Cellphones Must Be Even More Indispensable Before Advertising Makes Real Sense

This year is not the year that mobile advertising will hit a tipping point, and truth be told, that point may still be several more years away, according to a white paper written by Acision and OgilvyOne.
In the 13-page paper, the two companies teamed up to make the far-out prediction of what the mobile advertising industry will look like in 11 years from now, or in 2020. In a nutshell, they concluded that mobile advertising will be about collaboration and individual control, in which campaigns aren’t created for consumer categories, but instead for individuals, who will be able to participate in a conversation.
While those predictions sound fair, what was more insightful was the two companies’ comments about current state of the industry — not the future.
In a section titled “Year of Mobile,” mobile advertising still sounds like a distant hope, especially when you expand your ideas of advertising beyond a banner or text ad. The report concluded: “It can only be the year of the mobile if and when users do more with their mobile than anything else. And here this means the majority of the population does more with their mobile not just the tech savvy few with the high end devices. It is when the mobile device is truly used for all the touch points in your life.”
Clearly, with only a fraction of people buying smartphones, this is not the case today. And likely, full integration of the phone into people’s lives are still a ways off. “Interestingly the year of the mobile will also signify the death of the mobile phone as the majority of us currently know it. And from a mobile advertising perspective this blurs the boundaries between producing different creative and images for the different channel campaigns.”
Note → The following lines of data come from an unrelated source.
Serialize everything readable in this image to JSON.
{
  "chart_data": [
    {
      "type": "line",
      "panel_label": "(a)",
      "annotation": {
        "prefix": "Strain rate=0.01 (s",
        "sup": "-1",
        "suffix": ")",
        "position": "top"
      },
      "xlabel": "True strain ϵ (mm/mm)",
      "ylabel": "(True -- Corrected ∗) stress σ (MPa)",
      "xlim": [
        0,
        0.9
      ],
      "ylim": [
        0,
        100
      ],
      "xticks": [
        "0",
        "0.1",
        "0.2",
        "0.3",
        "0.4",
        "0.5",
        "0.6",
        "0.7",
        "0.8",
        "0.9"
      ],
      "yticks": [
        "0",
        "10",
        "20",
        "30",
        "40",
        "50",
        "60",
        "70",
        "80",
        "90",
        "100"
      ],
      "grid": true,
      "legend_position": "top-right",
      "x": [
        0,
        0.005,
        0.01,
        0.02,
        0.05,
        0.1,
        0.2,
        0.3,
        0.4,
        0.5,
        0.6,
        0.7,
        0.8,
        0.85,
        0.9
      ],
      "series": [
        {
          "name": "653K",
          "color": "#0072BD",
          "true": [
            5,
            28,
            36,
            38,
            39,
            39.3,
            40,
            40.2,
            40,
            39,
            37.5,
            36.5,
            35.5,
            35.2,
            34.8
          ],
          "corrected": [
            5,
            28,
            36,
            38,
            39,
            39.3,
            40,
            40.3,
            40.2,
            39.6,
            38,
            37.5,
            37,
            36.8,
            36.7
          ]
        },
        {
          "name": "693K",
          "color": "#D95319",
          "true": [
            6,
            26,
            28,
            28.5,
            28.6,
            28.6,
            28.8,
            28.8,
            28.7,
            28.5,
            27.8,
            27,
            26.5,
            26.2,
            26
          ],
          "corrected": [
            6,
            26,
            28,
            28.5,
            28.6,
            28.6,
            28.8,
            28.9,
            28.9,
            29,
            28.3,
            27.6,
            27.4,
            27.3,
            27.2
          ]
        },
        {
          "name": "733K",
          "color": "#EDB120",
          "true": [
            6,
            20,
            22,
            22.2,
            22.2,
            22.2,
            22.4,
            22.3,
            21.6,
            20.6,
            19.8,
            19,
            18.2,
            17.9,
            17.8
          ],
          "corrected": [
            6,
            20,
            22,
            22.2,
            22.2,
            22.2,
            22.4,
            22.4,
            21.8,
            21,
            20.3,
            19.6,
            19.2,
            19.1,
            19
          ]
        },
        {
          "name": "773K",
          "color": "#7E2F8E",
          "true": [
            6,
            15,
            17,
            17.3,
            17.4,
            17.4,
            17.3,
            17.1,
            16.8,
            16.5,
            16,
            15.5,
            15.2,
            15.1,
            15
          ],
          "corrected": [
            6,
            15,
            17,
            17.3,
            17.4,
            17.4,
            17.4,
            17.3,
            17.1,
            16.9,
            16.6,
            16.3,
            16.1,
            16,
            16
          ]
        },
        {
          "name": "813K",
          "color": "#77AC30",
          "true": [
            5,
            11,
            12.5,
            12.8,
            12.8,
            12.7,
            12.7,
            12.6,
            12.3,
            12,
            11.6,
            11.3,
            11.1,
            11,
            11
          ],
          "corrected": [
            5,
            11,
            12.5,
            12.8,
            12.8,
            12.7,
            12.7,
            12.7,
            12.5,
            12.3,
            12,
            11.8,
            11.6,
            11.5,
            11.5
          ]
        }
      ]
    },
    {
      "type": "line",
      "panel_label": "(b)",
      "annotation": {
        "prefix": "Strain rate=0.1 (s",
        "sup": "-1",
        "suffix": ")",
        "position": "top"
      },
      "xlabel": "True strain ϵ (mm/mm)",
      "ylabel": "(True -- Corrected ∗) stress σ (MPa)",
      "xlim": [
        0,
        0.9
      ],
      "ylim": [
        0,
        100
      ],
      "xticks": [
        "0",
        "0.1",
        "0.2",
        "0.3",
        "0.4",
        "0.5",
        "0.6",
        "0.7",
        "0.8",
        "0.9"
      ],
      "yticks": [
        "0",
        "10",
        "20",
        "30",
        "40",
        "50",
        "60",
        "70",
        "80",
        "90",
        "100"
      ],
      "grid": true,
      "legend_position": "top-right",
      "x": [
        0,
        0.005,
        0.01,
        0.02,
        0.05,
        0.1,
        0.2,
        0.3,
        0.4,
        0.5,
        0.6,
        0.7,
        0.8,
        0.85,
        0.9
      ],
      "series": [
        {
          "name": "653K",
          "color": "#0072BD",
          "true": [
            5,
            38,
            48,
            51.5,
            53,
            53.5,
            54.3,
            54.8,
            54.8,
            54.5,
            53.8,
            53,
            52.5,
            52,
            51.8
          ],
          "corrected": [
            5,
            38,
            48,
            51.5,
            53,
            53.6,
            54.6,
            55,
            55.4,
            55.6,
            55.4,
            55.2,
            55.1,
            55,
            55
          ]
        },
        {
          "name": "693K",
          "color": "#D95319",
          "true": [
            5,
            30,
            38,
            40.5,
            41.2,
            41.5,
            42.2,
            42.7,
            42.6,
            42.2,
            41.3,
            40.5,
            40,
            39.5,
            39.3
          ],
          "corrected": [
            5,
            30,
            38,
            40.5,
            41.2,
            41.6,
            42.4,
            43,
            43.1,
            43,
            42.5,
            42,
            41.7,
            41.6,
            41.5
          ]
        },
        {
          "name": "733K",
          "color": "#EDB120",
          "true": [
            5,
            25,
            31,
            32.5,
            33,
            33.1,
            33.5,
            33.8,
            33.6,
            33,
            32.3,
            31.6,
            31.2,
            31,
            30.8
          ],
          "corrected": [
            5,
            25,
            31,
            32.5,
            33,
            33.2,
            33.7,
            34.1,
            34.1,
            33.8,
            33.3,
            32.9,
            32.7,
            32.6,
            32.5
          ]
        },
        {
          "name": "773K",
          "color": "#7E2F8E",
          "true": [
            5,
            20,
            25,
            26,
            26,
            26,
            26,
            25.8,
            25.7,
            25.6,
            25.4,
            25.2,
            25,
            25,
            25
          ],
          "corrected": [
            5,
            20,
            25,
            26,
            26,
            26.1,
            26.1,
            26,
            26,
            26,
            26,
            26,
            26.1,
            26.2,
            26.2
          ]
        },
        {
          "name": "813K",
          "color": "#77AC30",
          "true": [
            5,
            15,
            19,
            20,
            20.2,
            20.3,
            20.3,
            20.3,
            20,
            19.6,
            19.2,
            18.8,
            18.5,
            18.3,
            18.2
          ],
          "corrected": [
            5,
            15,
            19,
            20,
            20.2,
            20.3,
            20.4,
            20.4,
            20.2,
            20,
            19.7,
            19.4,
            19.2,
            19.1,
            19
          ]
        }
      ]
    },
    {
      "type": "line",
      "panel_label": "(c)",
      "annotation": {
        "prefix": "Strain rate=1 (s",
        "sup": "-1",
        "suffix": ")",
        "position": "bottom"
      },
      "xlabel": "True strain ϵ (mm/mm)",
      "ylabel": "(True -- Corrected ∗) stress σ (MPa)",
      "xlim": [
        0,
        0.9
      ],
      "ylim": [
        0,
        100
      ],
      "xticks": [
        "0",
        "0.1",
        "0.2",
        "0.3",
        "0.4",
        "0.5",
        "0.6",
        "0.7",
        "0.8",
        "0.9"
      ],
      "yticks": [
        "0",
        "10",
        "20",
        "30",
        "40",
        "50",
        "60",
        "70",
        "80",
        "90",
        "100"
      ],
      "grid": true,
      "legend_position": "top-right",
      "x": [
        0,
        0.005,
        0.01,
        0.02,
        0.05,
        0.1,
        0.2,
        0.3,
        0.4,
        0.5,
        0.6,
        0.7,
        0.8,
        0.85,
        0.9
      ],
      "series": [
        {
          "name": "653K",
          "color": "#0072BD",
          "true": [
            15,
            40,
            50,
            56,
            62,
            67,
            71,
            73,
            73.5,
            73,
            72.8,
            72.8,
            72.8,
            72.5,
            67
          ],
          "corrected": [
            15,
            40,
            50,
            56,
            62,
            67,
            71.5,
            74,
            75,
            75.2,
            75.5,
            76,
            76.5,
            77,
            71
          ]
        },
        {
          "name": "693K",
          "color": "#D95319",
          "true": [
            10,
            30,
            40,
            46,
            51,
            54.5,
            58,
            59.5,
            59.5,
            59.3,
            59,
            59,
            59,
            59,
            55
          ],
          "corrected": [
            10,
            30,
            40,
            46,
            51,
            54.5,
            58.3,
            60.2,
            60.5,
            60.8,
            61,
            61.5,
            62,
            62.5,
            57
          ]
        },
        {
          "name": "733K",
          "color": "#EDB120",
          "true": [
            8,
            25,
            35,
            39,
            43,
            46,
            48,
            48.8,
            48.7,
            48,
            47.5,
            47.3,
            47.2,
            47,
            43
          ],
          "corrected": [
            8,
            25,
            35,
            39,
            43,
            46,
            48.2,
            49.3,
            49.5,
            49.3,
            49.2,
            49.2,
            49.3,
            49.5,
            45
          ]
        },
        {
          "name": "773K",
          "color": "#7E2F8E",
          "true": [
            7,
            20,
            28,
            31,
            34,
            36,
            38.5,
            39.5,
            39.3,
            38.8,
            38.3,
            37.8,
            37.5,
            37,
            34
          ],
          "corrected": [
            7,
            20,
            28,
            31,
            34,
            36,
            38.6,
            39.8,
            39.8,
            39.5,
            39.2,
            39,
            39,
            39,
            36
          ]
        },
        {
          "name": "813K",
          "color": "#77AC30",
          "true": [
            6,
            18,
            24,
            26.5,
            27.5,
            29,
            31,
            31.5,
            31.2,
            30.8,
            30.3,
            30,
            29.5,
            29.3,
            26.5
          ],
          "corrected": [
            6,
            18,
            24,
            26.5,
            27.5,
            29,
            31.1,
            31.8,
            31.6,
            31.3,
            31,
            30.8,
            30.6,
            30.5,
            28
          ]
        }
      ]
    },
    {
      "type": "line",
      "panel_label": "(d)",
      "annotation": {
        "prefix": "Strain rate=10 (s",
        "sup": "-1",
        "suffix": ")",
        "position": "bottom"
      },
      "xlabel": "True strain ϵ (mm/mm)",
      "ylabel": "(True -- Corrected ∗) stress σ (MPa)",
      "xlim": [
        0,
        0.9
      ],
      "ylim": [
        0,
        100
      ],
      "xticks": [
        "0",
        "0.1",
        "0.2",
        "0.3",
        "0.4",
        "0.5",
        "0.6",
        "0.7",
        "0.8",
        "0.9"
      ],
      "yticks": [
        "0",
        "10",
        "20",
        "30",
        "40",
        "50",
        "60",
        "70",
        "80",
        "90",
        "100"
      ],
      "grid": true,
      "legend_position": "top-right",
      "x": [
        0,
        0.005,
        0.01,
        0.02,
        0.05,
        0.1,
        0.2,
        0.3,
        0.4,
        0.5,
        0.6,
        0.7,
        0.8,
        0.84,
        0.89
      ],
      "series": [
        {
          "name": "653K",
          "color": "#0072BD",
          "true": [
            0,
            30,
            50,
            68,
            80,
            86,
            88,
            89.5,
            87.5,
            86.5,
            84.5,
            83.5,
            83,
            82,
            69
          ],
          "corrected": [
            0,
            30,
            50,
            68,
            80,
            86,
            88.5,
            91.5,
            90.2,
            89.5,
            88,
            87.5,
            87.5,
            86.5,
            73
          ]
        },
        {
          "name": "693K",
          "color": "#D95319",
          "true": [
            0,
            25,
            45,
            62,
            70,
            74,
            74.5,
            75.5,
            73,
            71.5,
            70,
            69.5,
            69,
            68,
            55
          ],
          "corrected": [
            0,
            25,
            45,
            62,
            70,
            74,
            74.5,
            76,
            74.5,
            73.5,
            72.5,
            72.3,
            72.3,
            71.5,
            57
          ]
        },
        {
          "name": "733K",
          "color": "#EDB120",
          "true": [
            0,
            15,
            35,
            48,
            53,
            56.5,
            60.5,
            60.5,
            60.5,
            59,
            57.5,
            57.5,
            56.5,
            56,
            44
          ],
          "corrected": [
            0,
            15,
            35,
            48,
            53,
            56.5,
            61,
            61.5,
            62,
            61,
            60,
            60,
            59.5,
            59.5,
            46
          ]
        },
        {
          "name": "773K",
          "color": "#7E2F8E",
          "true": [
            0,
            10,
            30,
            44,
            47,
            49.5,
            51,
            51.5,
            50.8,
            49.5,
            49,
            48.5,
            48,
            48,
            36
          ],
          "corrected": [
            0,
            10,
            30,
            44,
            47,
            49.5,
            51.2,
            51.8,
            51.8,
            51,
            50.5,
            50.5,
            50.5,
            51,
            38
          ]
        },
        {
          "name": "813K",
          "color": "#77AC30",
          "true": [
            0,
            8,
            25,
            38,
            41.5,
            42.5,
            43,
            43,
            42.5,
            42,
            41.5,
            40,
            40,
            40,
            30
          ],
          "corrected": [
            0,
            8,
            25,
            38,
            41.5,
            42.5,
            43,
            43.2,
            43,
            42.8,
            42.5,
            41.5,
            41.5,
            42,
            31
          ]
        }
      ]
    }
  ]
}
When consumers opt in it is the highest response rate of marketing there is, bar none. They do not need a smart phone, sms/mms and bluetooth more than suffice as delivery medium.
People want just in time promotions, easy to use and redeem and nothing more really needs to be added.
Blanket, splash and direct mailing is by far more expensive than targeted opt in mobile interactive marketing- shame on these folks- look at the data.
The report is well presented.
But the conclusions are about mobile *advertising*, which may well be a few years away due to the fragmented stages of development, of highly sporadic capability across geographies, lack of proper inventories and other paraphernalia with which "media agencies" are used to working before mediums manage to get some scale.
Meanwhile, mobile *marketing*, which involves a __lot more__ than just banners and other forms of display or messaging are already around and quite effective.
Any report on the state of mobile that is unable to lucidly draw this distinction is either too lazy or just plain ignorant. Not something you expect from the brit boys club at Ogilvy.
A pretty crappy paper that sounds like it's from maybe 3 years ago. IAB and MMA both offer much richer sources of information. This is just one of those generic downloads that make you feel you read something factful, only to realize you didn't.
Isn't Acision "The World's Leading Messaging Company"?
How did they fail to mention SMS/MMS as a delivery mechanism in this article?